Почти каждый день приходил Пинхасик. Было слышно, как он гремел в сенцах и с обстоятельностью старого педанта долго вытирал ноги о травяной коврик.
— Все лежит, все лежит, — говорил он, входя, и с улыбкой тянул руку больному.
Потом садился у распахнутого окна, затемненного душной тенистой черемухой с бледными листьями, и, продолжая улыбаться, вытирал платком пергаментный череп.
— Думаешь, я верю, что тебя придавила болячка? Симулянт! Авантюрист! Ты когда-нибудь видел свои плечи? У тебя плечи Самсона и румянец во всю щеку.

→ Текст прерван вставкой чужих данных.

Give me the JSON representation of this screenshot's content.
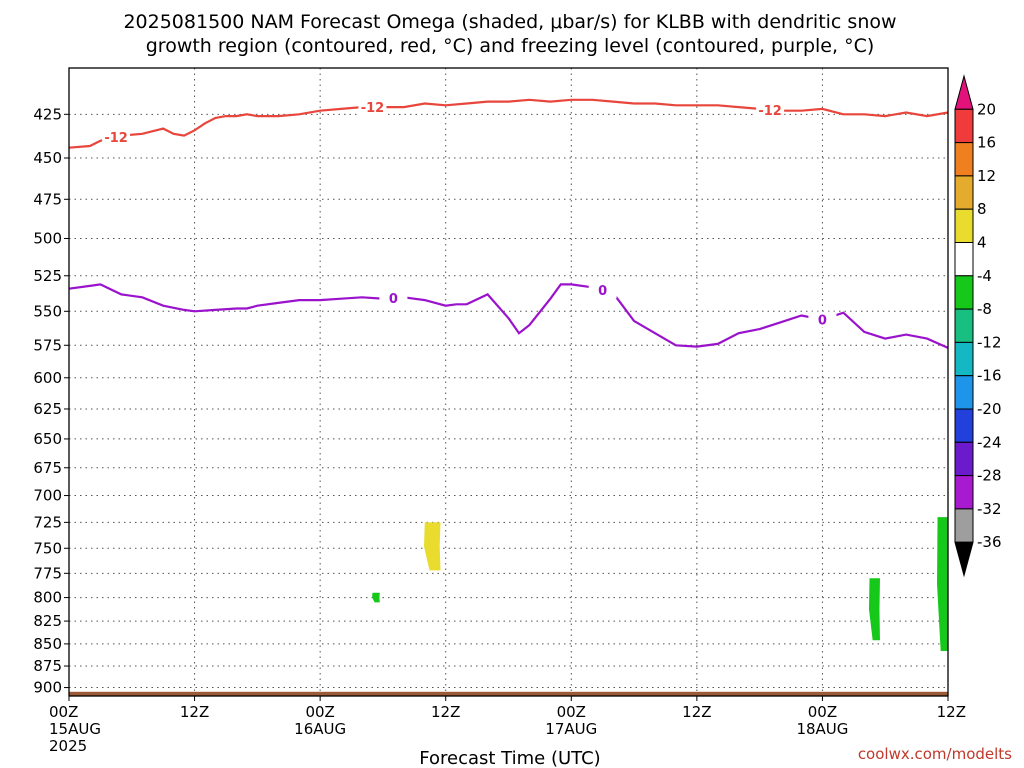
{
  "title": {
    "line1": "2025081500 NAM Forecast Omega (shaded, μbar/s) for KLBB with dendritic snow",
    "line2": "growth region (contoured, red, °C) and freezing level (contoured, purple, °C)"
  },
  "credit": "coolwx.com/modelts",
  "colors": {
    "dendritic": "#e8463c",
    "freezing": "#9b12cc",
    "terrain": "#9c5a36",
    "grid": "#555555"
  },
  "chart_data": {
    "type": "time-height",
    "title": "2025081500 NAM Forecast Omega (shaded, μbar/s) for KLBB with dendritic snow growth region (contoured, red, °C) and freezing level (contoured, purple, °C)",
    "xlabel": "Forecast Time (UTC)",
    "ylabel": "",
    "x_range_hours": [
      0,
      84
    ],
    "y_range_hPa": [
      400,
      910
    ],
    "y_scale": "log-pressure (inverted)",
    "grid": true,
    "y_ticks": [
      425,
      450,
      475,
      500,
      525,
      550,
      575,
      600,
      625,
      650,
      675,
      700,
      725,
      750,
      775,
      800,
      825,
      850,
      875,
      900
    ],
    "x_ticks": [
      {
        "hour": 0,
        "line1": "00Z",
        "line2": "15AUG",
        "line3": "2025"
      },
      {
        "hour": 12,
        "line1": "12Z",
        "line2": "",
        "line3": ""
      },
      {
        "hour": 24,
        "line1": "00Z",
        "line2": "16AUG",
        "line3": ""
      },
      {
        "hour": 36,
        "line1": "12Z",
        "line2": "",
        "line3": ""
      },
      {
        "hour": 48,
        "line1": "00Z",
        "line2": "17AUG",
        "line3": ""
      },
      {
        "hour": 60,
        "line1": "12Z",
        "line2": "",
        "line3": ""
      },
      {
        "hour": 72,
        "line1": "00Z",
        "line2": "18AUG",
        "line3": ""
      },
      {
        "hour": 84,
        "line1": "12Z",
        "line2": "",
        "line3": ""
      }
    ],
    "series": [
      {
        "name": "-12",
        "kind": "dendritic growth contour",
        "labels_at_hours": [
          4.5,
          29,
          67
        ],
        "x": [
          0,
          2,
          3,
          5,
          7,
          9,
          10,
          11,
          12,
          13,
          14,
          15,
          16,
          17,
          18,
          20,
          22,
          24,
          26,
          28,
          30,
          32,
          34,
          36,
          38,
          40,
          42,
          44,
          46,
          48,
          50,
          52,
          54,
          56,
          58,
          60,
          62,
          64,
          66,
          68,
          70,
          72,
          74,
          76,
          78,
          80,
          82,
          84
        ],
        "y": [
          444,
          443,
          440,
          437,
          436,
          433,
          436,
          437,
          434,
          430,
          427,
          426,
          426,
          425,
          426,
          426,
          425,
          423,
          422,
          421,
          421,
          421,
          419,
          420,
          419,
          418,
          418,
          417,
          418,
          417,
          417,
          418,
          419,
          419,
          420,
          420,
          420,
          421,
          422,
          423,
          423,
          422,
          425,
          425,
          426,
          424,
          426,
          424
        ]
      },
      {
        "name": "0",
        "kind": "freezing level contour",
        "labels_at_hours": [
          31,
          51,
          72
        ],
        "x": [
          0,
          2,
          3,
          5,
          7,
          9,
          11,
          12,
          14,
          16,
          17,
          18,
          20,
          22,
          24,
          26,
          28,
          30,
          32,
          34,
          36,
          37,
          38,
          40,
          42,
          43,
          44,
          46,
          47,
          48,
          50,
          52,
          54,
          56,
          58,
          60,
          62,
          64,
          66,
          68,
          70,
          72,
          74,
          76,
          78,
          80,
          82,
          84
        ],
        "y": [
          534,
          532,
          531,
          538,
          540,
          546,
          549,
          550,
          549,
          548,
          548,
          546,
          544,
          542,
          542,
          541,
          540,
          541,
          540,
          542,
          546,
          545,
          545,
          538,
          555,
          566,
          560,
          541,
          531,
          531,
          533,
          537,
          557,
          566,
          575,
          576,
          574,
          566,
          563,
          558,
          553,
          556,
          551,
          565,
          570,
          567,
          570,
          577
        ]
      }
    ],
    "omega_shaded_regions": [
      {
        "value_range": [
          4,
          8
        ],
        "hours": [
          34.0,
          35.5
        ],
        "pressure_hPa": [
          725,
          772
        ]
      },
      {
        "value_range": [
          -8,
          -4
        ],
        "hours": [
          29.0,
          29.7
        ],
        "pressure_hPa": [
          795,
          805
        ]
      },
      {
        "value_range": [
          -8,
          -4
        ],
        "hours": [
          76.5,
          77.5
        ],
        "pressure_hPa": [
          780,
          846
        ]
      },
      {
        "value_range": [
          -8,
          -4
        ],
        "hours": [
          83.0,
          84.0
        ],
        "pressure_hPa": [
          720,
          858
        ]
      }
    ],
    "terrain_surface_hPa": 905,
    "colorbar": {
      "ticks": [
        20,
        16,
        12,
        8,
        4,
        -4,
        -8,
        -12,
        -16,
        -20,
        -24,
        -28,
        -32,
        -36
      ],
      "colors": [
        "#e3127a",
        "#ef3b3b",
        "#f07f1f",
        "#e4ab2c",
        "#e9dc2e",
        "#ffffff",
        "#16c81a",
        "#18bf80",
        "#14b8c2",
        "#1e95ea",
        "#2240dc",
        "#6b1bcc",
        "#a81ad0",
        "#9e9e9e",
        "#000000"
      ]
    }
  }
}
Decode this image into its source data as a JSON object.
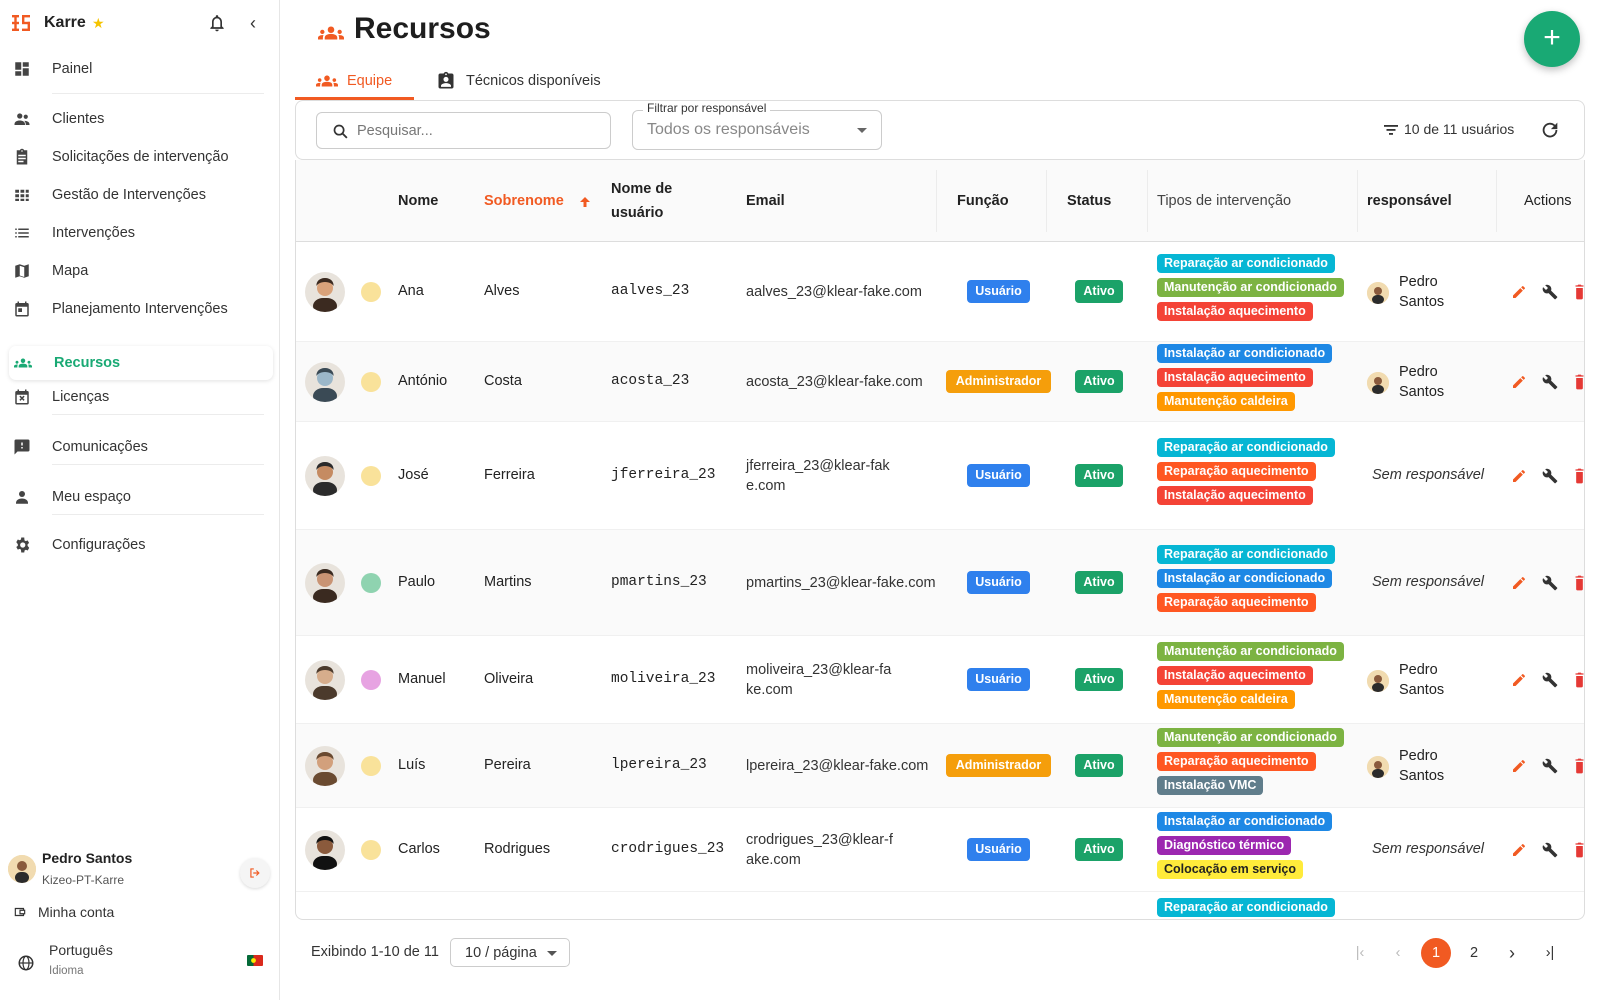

Идиот!
Художник молчал.
— Ну ладно, ладно, — говорил он наконец. — Может, скажешь, что нового?
— Бежим от красных быстрее лани, — вот главная новость... Утверждаем, разумеется, обратное. Но даже в стихах — мотив отступления и смерти... «Белый мальчик умер на дороге, я ль поставил гроб его на дроги?» Впрочем, гроб и телега — это уже роскошь. Белые мальчики удовлетворяются одной дорогой — лежат под звездами.
Савва Андреич поджимал ноги, садился и, сняв со стены овальное зеркальце с костяной ручкой, принимался разглядывать и оглаживать придвинувшуюся к глазам седую крепкую пущу.
— Румянец во всю щеку! — Обращенное к присяжному поверенному лицо художника выражало слабую улыбку. — Ты не очень бы удивился, Евген, увидев холст Саввы Попова определенно политического направления. Заматерелая тенденция!
— Я бы ущипнул себя за нос. — Глаза Пинхасика становились круглыми. — Я и сейчас готов ущипнуть себя за нос. Тристан и Изольда!